The government tried to help, moving dozens of ambulances, 3,000 police and security agents and electrical workers into the quake zone. The army sent tents, ambulances and engineering equipment, and water trucks were making the rounds of stricken villages.
Prime Minister Ahmed Ouyahia announced that victims would receive monetary aid and housing.
Countries around the world sent assistance. Germany promised a field hospital, Sweden and Switzerland dispatched sniffer dogs, Russia sent rescue experts. Turkey — a country often hit by quakes — pitched in with a search team, tents and medicine.

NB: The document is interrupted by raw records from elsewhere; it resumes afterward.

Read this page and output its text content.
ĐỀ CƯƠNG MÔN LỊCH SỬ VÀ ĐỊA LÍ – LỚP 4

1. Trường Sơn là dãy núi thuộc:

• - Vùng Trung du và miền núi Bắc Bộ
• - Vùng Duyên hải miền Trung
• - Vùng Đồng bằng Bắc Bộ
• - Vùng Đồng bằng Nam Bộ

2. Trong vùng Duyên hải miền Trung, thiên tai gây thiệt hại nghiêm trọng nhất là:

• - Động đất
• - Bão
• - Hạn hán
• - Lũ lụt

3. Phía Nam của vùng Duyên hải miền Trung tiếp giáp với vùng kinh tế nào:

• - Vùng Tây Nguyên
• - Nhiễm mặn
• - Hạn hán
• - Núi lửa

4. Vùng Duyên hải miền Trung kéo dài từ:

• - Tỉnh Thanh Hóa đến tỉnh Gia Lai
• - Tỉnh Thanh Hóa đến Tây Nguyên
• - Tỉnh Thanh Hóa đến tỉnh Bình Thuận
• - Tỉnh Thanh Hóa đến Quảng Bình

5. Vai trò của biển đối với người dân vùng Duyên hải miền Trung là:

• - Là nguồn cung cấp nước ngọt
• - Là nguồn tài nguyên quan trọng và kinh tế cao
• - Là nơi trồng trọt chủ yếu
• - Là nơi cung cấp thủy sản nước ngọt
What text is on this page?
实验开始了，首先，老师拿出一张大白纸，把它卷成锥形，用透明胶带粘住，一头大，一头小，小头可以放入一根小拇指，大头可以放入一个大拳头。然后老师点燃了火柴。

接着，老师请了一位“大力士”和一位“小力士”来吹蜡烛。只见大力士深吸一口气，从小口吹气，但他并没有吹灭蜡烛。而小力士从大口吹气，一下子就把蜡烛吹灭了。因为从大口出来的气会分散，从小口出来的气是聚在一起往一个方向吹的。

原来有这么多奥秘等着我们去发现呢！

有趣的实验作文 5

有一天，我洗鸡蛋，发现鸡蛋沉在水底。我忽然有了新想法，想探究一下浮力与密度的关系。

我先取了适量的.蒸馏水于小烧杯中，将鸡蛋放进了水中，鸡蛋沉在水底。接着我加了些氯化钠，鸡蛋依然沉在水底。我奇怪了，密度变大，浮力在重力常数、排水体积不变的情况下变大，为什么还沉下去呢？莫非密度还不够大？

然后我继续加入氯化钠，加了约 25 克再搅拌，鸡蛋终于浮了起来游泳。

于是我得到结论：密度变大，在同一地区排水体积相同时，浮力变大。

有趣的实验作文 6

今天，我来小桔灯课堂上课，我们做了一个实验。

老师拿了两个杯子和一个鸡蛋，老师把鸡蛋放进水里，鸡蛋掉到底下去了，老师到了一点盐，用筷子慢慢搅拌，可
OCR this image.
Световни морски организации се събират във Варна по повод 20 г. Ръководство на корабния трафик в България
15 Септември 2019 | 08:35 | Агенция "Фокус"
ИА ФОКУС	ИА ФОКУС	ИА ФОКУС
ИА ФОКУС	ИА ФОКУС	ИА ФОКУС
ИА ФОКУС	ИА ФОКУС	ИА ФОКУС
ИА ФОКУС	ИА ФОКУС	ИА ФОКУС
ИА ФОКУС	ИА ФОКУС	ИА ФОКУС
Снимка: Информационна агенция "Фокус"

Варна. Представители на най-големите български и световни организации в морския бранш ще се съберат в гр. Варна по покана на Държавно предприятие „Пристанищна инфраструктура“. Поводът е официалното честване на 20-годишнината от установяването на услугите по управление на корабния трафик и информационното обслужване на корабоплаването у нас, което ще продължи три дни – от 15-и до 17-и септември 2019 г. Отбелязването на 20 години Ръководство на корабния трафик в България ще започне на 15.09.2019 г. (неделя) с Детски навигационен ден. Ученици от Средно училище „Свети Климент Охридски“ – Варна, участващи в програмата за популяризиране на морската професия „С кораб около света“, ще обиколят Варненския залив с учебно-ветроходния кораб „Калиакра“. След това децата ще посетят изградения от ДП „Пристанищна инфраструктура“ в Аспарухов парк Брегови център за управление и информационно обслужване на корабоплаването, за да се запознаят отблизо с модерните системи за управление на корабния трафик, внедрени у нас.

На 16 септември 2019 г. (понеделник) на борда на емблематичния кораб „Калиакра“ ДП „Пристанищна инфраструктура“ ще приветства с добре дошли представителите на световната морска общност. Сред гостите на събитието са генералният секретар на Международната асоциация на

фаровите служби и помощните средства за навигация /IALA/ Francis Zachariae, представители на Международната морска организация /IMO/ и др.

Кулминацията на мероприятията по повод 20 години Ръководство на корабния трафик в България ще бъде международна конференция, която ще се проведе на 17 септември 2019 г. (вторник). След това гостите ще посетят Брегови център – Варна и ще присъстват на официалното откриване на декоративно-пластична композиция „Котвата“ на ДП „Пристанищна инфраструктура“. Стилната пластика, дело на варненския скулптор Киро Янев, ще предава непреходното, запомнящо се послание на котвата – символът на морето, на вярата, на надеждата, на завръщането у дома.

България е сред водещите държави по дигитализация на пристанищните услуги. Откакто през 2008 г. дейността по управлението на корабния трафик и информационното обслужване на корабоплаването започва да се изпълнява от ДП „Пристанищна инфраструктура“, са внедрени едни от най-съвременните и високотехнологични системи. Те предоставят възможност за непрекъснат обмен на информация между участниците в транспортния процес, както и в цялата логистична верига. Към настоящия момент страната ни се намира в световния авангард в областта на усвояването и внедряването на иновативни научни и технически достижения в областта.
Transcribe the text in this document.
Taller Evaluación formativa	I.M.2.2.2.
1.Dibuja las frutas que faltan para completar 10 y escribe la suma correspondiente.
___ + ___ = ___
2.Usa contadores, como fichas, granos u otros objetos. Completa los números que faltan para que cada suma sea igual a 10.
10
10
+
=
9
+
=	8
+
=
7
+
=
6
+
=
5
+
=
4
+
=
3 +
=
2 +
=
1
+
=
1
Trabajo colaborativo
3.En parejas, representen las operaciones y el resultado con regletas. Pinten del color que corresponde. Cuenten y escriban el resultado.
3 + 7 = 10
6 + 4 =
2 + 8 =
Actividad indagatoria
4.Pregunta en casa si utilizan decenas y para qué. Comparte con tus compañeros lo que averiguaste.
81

President Bush called Algerian President Abdelaziz Bouteflika (search) and assured him of the "support and friendship of the United States," the official news agency reported.
In Corso, the quake flattened the bakeries and food was running low. A pharmacist dumped her stocks of medicines onto the pavement and volunteers distributed them.
"We are giving them away to those who need them," said Malek Fadalia. "You can't make people pay at a time like this. People are dying."
In Algiers and across the damaged area, many woke up in streets and public parks Friday after spending the night outdoors, fearful of continuing aftershocks. Police were on heightened alert to stop thieves from looting abandoned homes.
Victims' bodies were wrapped in blankets and plastic bags at morgues. Townspeople searching for missing relatives covered their faces against the stench of decay as they moved from body to body, lifting the blankets to look at the faces of the dead.
The quake hit about 7:45 p.m. Wednesday, with its epicenter east of Algiers. It was the North African nation's deadliest since a pair of temblors west of the capital killed up to 5,000 in 1980, according to the U.S. Geological Survey (search).
The quake also ruptured underwater cables, cutting phone links between France and Algeria and disrupting communications with countries in Asia, the Middle East and the Pacific, France Telecom said.
The quake carried risks of political aftershocks, too.
The Algerian government has been battling Islamic insurgents for more than a decade and, with elections due next year, support for Bouteflika could slide amid criticism over quake relief efforts.
Muslim fundamentalists have traditionally excelled in helping the needy. To oversee rescue efforts, Bouteflika canceled plans to join a summit of world leaders in France next week, the state news agency reported.
Many Algerians have complained about the wobbly state of buildings and a housing shortage in a country rich in oil and natural gas.
In Corso, 14 identical apartment houses that townspeople said were built by the same construction company in the mid-1980s collapsed while older buildings withstood the quake. Many people were crushed while trying to run down stairwells to safety.